In this blog post, we discuss Big Data Challenges and how to implement them.
It is fundamental to understand that Big Data challenges do not rely on processing large amounts of data.
It is about using all the available data more effectively in an agile way in order to produce actionable insights. In this way, Big Data systems must consider the following:
Volume: The information produced in the world grows exponentially, referring now to Terabytes or Petabytes. It is not uncommon for a company's data to double every few years or so.
Variety: The available data can be structured or unstructured, internal or external to each company. Now they can count on non-traditional sources such as social networks, electronic devices, or sensors that allow knowing movements and daily habits, among others.
Velocity: Based on how quickly data is received, processed, and decisions can be made. As information grows so fast in volume and variety, it forces process updating.
Veracity: It refers to the reliability of the data. By extracting those that have the required quality, it is possible to obtain accurate information, which optimizes decision-making.
Value: The idea is to always extract really useful information for decision-making purposes.
Companies that have access to valuable customer data can establish trends and predictions, as well as behavior patterns that optimize the decision-making process with respect to their business or make more accurate and timely proposals in front of their clients.
Big Data Challenges: Implementation Process
The implementation of Big Data is not an easy task and keeping up with technological change requires constant work. Here are some Big Data challenges to consider:
Development of technological capabilities: Companies will need to overcome budgetary restrictions and the difficulty of estimating the profitability of developing and adopting the technologies necessary to store, process, and adequately analyze high volumes of information with the required speed.
Human resources: Currently, most corporate IT departments lack the human capital required to exploit the potential of such technological development. Finding and employing "data scientists" is critical.
Identification of useful data: With the volume and variety of information produced growing exponentially, a difficult task will be to separate the really useful data from those that are not.
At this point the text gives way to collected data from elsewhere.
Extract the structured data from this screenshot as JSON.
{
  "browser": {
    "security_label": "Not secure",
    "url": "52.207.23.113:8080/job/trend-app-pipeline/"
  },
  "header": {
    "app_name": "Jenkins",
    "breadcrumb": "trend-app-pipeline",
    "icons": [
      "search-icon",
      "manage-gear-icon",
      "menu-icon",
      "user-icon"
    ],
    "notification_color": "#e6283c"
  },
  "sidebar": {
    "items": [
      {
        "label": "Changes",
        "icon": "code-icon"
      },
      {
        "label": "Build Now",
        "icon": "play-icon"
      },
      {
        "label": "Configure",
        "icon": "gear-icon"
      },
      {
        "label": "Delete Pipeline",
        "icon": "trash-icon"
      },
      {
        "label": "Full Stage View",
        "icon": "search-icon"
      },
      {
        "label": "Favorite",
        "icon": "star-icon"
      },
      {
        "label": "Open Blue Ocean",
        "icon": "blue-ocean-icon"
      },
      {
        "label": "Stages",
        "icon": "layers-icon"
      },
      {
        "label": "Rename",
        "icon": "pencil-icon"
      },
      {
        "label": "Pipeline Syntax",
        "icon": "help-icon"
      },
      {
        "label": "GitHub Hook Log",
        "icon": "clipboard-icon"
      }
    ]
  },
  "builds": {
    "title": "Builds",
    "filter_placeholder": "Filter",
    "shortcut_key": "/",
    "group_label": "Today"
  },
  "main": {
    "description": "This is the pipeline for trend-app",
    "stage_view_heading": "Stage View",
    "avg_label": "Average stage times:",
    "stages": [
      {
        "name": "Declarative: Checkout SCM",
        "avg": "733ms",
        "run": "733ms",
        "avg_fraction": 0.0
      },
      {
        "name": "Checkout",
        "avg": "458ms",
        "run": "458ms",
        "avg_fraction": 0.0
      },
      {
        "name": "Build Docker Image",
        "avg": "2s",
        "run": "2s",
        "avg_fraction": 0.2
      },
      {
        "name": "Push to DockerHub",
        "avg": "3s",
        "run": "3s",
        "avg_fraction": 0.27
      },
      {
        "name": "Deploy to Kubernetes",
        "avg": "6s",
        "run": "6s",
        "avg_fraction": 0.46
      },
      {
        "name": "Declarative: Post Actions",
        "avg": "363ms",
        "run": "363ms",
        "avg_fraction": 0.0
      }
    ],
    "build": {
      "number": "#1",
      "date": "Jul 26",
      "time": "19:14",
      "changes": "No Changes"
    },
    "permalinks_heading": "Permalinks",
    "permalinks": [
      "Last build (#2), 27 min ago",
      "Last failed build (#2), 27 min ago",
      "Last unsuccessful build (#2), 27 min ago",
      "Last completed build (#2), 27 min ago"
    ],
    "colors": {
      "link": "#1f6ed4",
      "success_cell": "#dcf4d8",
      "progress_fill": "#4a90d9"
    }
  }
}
Definition of objectives: It is not only about deciding what information is relevant, but what is the objective that you want to achieve using large volumes of data. This will allow you to make decisions in the right way and at the right time for your application.
Data protection: Data contains sensitive information and there are no clear answers on the best way to take care of it. The exchange of information between different jurisdictions goes beyond the merely local and national sphere, making analysis and controversies the order of the day at a global level. The debate continues, who is the "owner" of the data and how much can it be used by those who have access to it.
Cybersecurity: Thanks to the value that information has been acquiring, large-scale cyber breaches are becoming more and more frequent, generating a great financial loss for many organizations. It is essential that organizations implement information security schemes with the capacity to respond to incidents (especially financial institutions).